‘House’s’ Hugh Laurie: American Accent Ain’t Easy

NEW YORK (August 21, 2006) — Hugh Laurie, the British actor who won a Golden Globe for his role on the Fox medical drama, “House,” says speaking like an American isn’t as easy as it sounds.

“I haven’t identified a single word that is pronounced the same in America as it is in England,” the 47-year-old actor tells Entertainment Weekly magazine in its Aug. 25 issue. “And that can really take you out of the moment, having to constantly listen to yourself and check your accent. It makes it harder to immerse yourself in the scene.

“It’s as if you’re playing left-handed. Or like everyone else is playing with a tennis racket and you have a salmon. I moan about it a lot.”

Laurie plays Dr. Gregory House, the sardonic doctor who heads a medical team specializing in the diagnosis of rare disorders at Princeton Plainsboro Teaching Hospital.

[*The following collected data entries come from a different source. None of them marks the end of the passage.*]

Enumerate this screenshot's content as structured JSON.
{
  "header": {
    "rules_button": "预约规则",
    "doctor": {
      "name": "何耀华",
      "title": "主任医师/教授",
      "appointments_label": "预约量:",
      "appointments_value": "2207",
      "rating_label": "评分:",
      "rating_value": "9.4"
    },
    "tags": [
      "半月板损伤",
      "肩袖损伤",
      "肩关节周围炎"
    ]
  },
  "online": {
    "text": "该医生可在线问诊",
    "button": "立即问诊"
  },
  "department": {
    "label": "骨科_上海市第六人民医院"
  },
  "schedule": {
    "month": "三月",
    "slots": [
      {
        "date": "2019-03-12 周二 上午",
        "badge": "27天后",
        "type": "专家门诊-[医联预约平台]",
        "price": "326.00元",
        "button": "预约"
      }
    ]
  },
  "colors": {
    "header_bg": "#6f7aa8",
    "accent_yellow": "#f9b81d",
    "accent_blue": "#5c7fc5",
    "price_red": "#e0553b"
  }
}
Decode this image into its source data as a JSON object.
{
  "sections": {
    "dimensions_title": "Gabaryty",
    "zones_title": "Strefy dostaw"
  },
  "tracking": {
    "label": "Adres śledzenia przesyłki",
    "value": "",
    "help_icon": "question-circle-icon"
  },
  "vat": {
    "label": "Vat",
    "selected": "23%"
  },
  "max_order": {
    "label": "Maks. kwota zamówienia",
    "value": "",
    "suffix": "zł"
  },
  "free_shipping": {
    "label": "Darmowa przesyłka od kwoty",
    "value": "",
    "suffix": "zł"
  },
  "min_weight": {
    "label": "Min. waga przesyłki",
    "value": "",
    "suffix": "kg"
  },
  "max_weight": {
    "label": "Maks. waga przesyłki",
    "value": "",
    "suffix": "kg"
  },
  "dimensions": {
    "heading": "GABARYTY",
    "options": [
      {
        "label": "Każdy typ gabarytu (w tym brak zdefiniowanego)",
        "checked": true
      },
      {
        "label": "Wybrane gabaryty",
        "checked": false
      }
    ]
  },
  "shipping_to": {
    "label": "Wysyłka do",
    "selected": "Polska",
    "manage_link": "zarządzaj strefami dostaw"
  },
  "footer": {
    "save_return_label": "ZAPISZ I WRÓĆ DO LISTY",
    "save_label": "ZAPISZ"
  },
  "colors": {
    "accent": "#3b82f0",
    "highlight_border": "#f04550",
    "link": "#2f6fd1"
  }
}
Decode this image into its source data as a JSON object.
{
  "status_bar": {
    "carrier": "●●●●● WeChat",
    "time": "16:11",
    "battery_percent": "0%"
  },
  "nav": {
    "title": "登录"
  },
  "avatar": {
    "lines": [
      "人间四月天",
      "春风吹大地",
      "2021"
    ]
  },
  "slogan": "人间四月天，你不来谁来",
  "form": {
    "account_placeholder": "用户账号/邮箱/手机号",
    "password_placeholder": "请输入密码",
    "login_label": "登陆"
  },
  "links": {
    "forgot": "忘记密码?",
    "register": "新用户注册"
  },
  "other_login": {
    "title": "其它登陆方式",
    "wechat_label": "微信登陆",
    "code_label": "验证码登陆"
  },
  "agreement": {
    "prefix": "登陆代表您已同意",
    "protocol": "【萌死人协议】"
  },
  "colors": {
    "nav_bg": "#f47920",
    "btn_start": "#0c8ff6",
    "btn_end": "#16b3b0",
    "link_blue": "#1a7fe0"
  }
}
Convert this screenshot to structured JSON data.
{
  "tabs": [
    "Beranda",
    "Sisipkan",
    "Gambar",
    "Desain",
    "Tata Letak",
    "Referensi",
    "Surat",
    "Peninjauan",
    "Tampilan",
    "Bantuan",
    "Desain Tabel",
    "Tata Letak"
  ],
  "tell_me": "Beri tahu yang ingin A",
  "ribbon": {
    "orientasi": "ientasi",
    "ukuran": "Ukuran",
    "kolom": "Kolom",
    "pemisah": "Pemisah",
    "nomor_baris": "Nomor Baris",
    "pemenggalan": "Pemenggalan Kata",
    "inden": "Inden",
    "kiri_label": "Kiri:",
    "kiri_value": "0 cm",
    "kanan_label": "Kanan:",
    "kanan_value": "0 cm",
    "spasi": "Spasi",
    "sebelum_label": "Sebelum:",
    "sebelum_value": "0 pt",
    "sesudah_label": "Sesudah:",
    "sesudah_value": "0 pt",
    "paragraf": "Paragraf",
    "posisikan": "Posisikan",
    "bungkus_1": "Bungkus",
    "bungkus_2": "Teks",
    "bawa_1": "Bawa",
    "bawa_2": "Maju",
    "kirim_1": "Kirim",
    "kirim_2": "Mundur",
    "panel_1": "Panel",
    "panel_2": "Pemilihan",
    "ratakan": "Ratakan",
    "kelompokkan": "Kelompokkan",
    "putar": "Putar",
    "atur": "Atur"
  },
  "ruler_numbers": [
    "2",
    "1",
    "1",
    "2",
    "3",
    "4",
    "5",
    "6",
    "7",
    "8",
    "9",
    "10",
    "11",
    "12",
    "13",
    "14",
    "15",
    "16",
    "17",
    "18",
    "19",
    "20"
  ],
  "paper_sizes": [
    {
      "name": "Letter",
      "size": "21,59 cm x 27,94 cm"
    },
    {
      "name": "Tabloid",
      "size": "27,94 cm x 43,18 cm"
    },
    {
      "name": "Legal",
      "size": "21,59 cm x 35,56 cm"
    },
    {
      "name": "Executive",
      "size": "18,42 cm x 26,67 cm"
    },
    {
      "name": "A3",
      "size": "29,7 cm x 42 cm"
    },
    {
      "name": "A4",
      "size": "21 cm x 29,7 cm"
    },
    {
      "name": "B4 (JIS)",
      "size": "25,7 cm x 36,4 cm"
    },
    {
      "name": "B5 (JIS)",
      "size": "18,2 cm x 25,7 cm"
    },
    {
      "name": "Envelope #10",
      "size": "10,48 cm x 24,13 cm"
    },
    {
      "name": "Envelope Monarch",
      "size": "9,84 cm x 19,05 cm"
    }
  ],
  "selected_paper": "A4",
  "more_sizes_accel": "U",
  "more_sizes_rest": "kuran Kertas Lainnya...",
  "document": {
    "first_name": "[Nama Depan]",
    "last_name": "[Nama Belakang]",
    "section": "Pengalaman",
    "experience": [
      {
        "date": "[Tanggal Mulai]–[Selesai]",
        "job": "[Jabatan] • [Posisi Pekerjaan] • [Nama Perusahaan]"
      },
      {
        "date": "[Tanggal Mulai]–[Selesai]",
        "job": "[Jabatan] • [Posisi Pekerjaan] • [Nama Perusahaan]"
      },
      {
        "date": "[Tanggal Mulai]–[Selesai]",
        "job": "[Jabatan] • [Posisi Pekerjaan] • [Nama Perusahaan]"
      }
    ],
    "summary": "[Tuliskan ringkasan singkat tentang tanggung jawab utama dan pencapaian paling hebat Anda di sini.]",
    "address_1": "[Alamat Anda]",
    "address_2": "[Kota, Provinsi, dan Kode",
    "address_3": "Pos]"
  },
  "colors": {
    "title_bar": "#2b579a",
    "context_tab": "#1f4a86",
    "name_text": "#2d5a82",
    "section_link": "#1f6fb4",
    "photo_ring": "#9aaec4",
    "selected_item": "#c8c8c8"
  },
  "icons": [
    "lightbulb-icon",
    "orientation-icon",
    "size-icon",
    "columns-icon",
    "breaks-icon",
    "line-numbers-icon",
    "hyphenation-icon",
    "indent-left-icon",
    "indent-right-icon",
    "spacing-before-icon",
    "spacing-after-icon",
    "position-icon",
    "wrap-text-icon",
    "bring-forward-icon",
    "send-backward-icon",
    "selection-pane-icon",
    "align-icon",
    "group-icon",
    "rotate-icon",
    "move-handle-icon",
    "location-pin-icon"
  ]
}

House, whose leg has been crippled by a blood clot, walks with a cane, pops painkillers and has a perpetual stubble. He doesn’t like wearing a white lab coat, and he’s testy with his patients and staff. However, House is a brilliant diagnostician.

“I could see him very clearly in my head from the start,” Laurie tells the magazine. “I could hear him in my head — the rhythm of his speech. What he was hiding behind the meanness and sarcasm.”

The third season of “House” premieres Sept. 5.